Etats-Unis : L'un des derniers Afghans détenus à la prison militaire américaine de Guantanamo a été libéré

LIBERTE Guantanamo abritait encore 37 prisonniers en avril, selon le Pentagone

20 Minutes avec AFP
— 
La prison de Guantanamo, le 17 avril 2019.
La prison de Guantanamo, le 17 avril 2019. — Alex Brandon/AP/SIPA

C’était l’un des derniers Afghans détenus à la prison militaire américaine de Guantanamo. Asadullah Haroon a été libéré après y avoir passé 15 ans, à la suite de négociations entre Kaboul et Washington, a annoncé ce vendredi le gouvernement afghan.

Des centaines de prisonniers, dont certains talibans occupant actuellement des postes ministériels, ont été libérées de Guantanamo au fil des ans. Mais Asadullah Haroon y était resté enfermé jusque-là, sans avoir été inculpé d’aucun crime.

Un échange avec les talibans

Sa libération est intervenue après un échange « direct et positif » entre les autorités talibanes et Washington, a indiqué dans un communiqué Zabihullah Mujahid, le porte-parole du gouvernement afghan.

Asadullah Haroon est maintenant au Qatar, a précisé son frère Roman Khan depuis Peshawar, dans l’ouest du Pakistan, à la frontière avec l’Afghanistan, où les membres de sa famille vivent avec le statut de réfugiés.

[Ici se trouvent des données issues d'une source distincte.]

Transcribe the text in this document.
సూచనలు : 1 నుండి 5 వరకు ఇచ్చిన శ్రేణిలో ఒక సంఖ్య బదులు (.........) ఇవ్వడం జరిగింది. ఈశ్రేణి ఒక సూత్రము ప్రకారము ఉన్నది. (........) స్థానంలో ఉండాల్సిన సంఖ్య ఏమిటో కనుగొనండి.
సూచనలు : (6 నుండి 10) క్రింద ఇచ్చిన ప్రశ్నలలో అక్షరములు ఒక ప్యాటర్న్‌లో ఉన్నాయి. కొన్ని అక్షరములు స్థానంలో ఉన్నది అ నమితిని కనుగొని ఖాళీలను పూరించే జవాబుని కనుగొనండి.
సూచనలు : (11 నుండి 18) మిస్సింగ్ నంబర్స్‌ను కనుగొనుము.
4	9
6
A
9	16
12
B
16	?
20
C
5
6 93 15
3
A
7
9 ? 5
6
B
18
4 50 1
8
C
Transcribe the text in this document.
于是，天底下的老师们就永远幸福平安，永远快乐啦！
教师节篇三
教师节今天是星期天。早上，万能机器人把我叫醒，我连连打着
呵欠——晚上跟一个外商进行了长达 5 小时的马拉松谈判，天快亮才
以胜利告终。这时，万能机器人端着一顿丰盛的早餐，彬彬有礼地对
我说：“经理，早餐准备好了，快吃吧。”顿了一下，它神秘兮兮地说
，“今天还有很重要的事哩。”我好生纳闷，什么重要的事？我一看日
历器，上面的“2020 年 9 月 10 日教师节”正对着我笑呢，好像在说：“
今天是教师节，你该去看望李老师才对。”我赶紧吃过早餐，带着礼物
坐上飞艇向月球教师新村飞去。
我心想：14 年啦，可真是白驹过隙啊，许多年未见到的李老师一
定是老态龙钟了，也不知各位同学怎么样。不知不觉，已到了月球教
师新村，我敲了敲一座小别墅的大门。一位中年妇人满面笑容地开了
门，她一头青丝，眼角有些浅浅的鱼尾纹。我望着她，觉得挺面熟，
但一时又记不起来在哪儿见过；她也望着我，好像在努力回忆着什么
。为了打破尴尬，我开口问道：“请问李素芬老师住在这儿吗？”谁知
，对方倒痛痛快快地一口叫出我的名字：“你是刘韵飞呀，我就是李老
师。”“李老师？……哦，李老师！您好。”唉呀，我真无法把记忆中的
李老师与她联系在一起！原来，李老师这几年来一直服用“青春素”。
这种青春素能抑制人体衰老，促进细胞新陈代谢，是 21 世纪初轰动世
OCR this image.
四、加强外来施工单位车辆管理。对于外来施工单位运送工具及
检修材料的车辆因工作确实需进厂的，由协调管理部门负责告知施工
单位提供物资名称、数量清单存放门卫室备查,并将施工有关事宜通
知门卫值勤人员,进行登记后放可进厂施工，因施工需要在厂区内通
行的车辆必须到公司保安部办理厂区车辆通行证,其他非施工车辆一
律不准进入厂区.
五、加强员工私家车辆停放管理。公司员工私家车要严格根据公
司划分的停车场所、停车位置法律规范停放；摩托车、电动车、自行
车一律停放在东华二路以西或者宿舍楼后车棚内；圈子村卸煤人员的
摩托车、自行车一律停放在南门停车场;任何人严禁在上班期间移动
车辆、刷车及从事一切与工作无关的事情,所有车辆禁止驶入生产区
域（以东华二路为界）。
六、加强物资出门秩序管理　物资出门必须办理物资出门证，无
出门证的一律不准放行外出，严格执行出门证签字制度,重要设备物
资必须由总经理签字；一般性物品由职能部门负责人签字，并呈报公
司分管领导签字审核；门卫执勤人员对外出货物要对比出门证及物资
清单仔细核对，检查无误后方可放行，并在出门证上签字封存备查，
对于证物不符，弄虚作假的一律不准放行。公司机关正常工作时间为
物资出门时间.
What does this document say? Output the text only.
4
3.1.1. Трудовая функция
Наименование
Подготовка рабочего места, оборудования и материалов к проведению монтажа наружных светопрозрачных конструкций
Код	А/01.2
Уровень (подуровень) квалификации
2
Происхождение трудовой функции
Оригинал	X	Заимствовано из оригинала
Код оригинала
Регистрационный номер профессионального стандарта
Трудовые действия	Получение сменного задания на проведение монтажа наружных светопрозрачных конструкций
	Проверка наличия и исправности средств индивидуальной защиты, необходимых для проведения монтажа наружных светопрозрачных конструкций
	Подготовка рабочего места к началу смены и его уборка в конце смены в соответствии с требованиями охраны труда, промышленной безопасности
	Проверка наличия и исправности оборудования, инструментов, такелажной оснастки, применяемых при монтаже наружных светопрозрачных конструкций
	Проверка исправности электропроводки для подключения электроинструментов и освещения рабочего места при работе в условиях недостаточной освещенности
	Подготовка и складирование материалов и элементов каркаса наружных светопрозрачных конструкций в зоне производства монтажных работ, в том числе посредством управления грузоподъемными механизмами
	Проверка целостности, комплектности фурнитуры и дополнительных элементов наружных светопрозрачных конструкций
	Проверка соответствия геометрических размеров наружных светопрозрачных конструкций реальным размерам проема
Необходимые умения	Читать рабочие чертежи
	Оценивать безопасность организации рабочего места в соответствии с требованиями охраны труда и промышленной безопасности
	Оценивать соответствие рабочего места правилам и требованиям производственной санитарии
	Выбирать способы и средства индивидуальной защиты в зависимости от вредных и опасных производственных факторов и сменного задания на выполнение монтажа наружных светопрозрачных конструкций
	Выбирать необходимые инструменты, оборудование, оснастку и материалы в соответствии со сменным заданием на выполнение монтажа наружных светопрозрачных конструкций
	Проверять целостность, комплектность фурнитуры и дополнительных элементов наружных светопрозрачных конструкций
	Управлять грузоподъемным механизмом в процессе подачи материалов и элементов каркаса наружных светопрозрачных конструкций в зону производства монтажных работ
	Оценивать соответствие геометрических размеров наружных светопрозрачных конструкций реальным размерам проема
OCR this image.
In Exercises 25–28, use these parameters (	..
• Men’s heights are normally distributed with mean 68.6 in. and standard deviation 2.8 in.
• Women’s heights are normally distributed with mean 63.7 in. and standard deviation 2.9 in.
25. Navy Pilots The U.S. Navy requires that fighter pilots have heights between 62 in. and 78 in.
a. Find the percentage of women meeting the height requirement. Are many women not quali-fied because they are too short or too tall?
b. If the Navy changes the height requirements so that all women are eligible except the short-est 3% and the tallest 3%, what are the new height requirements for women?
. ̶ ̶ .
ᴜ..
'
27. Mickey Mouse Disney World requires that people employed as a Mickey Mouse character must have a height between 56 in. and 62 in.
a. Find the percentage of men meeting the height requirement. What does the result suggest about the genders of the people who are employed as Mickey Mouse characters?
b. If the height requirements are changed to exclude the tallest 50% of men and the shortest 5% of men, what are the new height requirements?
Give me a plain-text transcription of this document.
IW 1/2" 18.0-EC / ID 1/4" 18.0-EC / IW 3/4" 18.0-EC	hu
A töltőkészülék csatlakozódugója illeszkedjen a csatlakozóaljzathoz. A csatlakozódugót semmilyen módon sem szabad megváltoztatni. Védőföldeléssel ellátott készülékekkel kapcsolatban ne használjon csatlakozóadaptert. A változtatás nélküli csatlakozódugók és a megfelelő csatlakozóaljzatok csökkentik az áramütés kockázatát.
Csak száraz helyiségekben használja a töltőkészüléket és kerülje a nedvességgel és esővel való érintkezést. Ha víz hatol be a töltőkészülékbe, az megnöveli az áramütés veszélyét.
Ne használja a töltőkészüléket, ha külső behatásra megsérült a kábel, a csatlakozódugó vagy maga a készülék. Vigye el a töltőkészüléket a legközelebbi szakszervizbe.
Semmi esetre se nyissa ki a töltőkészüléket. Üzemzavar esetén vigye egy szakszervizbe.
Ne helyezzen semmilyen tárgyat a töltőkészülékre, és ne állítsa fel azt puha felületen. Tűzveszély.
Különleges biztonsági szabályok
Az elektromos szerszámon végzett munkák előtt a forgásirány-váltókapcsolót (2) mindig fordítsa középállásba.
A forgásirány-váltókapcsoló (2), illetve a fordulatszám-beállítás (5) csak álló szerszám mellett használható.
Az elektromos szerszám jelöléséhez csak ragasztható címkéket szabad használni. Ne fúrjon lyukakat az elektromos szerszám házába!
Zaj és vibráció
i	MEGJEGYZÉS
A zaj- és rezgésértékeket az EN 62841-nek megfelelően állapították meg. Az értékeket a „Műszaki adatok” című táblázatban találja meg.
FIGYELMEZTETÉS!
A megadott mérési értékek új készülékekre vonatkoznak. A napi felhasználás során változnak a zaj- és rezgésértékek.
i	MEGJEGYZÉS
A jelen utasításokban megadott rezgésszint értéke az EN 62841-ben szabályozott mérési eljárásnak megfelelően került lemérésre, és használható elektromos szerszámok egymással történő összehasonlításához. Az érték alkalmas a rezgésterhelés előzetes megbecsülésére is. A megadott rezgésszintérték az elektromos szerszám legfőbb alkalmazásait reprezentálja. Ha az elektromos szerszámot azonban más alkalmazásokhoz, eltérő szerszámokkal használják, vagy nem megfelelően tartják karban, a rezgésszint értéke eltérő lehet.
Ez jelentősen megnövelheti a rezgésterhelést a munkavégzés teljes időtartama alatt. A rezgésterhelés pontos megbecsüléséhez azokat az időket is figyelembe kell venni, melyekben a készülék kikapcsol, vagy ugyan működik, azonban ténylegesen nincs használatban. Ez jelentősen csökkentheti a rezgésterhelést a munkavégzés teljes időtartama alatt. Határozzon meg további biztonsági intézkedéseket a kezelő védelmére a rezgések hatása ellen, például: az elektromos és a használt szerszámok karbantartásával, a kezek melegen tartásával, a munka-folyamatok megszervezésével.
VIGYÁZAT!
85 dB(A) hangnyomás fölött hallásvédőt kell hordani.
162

« C’est comme (la fête musulmane de) l’Aïd dans notre maison, comme un mariage. Ce sont des moments remplis d’émotion pour nous », a déclaré Roman Khan.

Emprisonné depuis 2007

Asadullah Haroon, qui aurait aujourd’hui une quarantaine d’années, travaillait dans la vente de miel, voyageant de Peshawar à Jalalabad, dans l’est de l’Afghanistan, quand il a été arrêté.

Il a été emprisonné en juin 2007 à Guantanamo, accusé par les Américains d’être commandant du mouvement islamiste Hezb-i-Islami et un messager d’Al-Qaida.

La famille de Haroon reconnaît son appartenance au Hezb-i-Islami, mais récuse tout lien avec Al-Qaida. La Commission de révision de Guantanamo avait rejeté sa demande de libération en 2020, avant de l’accepter en octobre dernier.

Le rejet d’une demande de libération

Elle a justifié cette décision par son « rôle non-dirigeant dans une organisation extrémiste, son manque de base idéologique claire pour ses actes passés », ainsi que « les regrets qu’il a exprimés ».

Il ne reste plus qu’un détenu afghan à Guantanamo. Muhammad Rahim y est arrivé en mars 2008. Il a été accusé par la CIA d’être un associé proche du chef d’Al-Qaida, Oussama Ben Laden.

Le tristement célèbre centre de détention, ouvert sur l’île de Cuba après les attentats du 11 septembre 2001 dans le cadre de « la guerre contre le terrorisme », a abrité jusqu’à 780 détenus. La très grande majorité ont depuis été libérés, certains après plus de 10 ans de détention sans inculpation. Mais il en abritait encore 37 en avril, selon le Pentagone.